Some Scenarios They May Enconter
To help you understand, here are a few scenarios a train conductor will encounter during the course of their job duties.
Building a train
If a conductor is working a yard assignment, they are tasked with switching cars to classify them in the correct order for outbound trains. This involves being on their feet all day, or night, and consists of the following:
- Reading a switch list and coming up with a plan to get the cars in the correct order, much like solving a puzzle.
- Lining track switches, directing locomotive engineer movements by radio and hand signals, coupling and uncoupling rail cars.
Working a through freight train
Here’s what a train conductor does when working a “through freight” train. These are the trains that travel longer distances between terminals.
The conductor sits on the left side of the locomotive at a desk, and is responsible for the paperwork to be in order, reviewing bulletins for track slow orders, work limits, or other restrictions. Ensuring the train is in compliance with all rules and regulations. They also communicate with dispatchers and other trains on the radio.
What Does a Passenger Railroad Conductor do?

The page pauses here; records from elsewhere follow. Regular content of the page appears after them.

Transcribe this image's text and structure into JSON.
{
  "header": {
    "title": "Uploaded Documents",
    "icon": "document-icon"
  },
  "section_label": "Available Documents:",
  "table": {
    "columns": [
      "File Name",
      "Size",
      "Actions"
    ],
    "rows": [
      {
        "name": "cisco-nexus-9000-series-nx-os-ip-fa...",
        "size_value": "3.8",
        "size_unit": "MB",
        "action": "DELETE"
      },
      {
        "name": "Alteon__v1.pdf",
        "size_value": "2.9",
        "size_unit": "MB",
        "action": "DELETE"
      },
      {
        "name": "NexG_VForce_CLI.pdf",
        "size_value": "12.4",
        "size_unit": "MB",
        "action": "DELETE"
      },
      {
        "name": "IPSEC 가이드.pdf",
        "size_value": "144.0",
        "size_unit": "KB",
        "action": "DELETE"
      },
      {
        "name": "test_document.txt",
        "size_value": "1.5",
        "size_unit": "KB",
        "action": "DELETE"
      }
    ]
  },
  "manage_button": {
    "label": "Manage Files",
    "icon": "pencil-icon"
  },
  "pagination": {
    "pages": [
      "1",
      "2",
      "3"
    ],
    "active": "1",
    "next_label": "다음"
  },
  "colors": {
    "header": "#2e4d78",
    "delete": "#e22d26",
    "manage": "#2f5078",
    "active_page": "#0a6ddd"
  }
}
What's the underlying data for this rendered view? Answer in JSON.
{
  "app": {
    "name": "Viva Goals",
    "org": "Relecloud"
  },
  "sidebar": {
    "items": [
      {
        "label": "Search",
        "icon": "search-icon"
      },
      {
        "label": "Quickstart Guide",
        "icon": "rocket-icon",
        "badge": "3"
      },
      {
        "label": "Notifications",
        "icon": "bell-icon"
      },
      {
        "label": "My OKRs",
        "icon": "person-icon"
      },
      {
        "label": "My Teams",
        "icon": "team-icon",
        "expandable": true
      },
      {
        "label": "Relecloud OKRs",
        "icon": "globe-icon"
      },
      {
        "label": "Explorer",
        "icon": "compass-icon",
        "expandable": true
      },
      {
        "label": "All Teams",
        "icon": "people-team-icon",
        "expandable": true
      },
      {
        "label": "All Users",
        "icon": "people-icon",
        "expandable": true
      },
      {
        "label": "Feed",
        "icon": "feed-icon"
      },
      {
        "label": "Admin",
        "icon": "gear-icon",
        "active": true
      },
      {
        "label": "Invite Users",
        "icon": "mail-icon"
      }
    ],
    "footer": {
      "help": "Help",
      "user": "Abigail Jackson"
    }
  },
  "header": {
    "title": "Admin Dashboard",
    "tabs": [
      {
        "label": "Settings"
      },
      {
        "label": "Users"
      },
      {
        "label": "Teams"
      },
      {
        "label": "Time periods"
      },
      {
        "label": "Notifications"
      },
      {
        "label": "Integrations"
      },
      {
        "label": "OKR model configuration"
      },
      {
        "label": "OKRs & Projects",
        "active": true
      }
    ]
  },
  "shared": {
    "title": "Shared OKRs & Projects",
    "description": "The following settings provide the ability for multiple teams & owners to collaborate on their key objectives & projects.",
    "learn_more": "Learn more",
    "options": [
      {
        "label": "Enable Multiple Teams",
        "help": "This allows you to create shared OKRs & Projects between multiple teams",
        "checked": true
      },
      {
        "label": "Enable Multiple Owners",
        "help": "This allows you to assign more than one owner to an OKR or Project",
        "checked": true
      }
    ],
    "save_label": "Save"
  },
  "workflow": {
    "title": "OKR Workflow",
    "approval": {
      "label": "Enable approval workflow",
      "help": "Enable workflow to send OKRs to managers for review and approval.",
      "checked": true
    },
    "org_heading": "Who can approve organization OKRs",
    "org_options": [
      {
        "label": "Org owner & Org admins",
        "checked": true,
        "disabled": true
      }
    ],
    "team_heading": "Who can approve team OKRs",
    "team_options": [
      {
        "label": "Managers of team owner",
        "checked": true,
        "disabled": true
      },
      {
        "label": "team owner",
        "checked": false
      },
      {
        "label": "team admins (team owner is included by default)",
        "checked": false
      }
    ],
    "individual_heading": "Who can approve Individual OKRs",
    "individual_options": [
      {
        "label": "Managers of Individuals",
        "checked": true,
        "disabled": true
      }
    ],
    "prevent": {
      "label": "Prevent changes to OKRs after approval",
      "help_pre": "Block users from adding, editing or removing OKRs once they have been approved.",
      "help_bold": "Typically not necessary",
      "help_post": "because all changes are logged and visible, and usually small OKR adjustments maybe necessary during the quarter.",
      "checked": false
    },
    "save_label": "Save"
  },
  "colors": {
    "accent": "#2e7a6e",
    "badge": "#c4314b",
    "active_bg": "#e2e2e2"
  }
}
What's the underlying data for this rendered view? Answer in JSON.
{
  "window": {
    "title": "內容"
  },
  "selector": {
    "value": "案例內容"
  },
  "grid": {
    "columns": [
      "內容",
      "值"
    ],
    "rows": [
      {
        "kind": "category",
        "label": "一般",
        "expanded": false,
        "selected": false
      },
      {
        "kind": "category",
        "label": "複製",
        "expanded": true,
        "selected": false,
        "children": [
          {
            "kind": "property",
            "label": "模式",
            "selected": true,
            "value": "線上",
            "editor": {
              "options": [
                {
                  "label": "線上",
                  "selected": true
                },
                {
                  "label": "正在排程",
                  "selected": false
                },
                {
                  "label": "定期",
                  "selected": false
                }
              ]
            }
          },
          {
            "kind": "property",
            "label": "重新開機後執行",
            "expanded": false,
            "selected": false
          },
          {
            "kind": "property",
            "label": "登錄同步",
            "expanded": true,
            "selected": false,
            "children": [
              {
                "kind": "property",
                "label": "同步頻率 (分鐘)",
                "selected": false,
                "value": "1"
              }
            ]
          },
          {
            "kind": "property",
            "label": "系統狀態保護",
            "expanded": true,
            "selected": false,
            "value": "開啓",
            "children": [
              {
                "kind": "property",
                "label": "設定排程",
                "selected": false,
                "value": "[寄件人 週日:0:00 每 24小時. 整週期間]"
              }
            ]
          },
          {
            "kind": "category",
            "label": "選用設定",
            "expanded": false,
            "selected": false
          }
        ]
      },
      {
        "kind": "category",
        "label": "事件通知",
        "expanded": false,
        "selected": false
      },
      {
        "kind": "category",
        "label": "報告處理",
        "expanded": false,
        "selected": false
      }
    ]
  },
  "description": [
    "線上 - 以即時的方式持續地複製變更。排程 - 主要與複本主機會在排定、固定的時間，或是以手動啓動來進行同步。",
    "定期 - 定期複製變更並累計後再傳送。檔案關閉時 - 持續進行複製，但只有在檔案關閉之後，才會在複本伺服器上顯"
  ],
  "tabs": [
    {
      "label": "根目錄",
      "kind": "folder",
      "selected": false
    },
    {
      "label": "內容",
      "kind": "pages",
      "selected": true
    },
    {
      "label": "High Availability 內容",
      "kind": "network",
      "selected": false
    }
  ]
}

In the United States, there aren’t many of these in the traditional sense. Most passenger conductors work for local municipalities that have subways or commuter trains.
They are responsible for collecting tickets, helping passengers board and exit the train, solving disputes, and other minor tasks.
In the case of Amtrak conductors, they are responsible for similar tasks, but are also more in charge of their train like freight conductors. They will communicate with their locomotive engineer on the radio to relay messages about signals, track conditions, slow orders, and they will communicate with dispatchers.
If you’re wondering what a train conductor does, this was a very basic overview of the job duties that freight and passenger conductors are responsible for.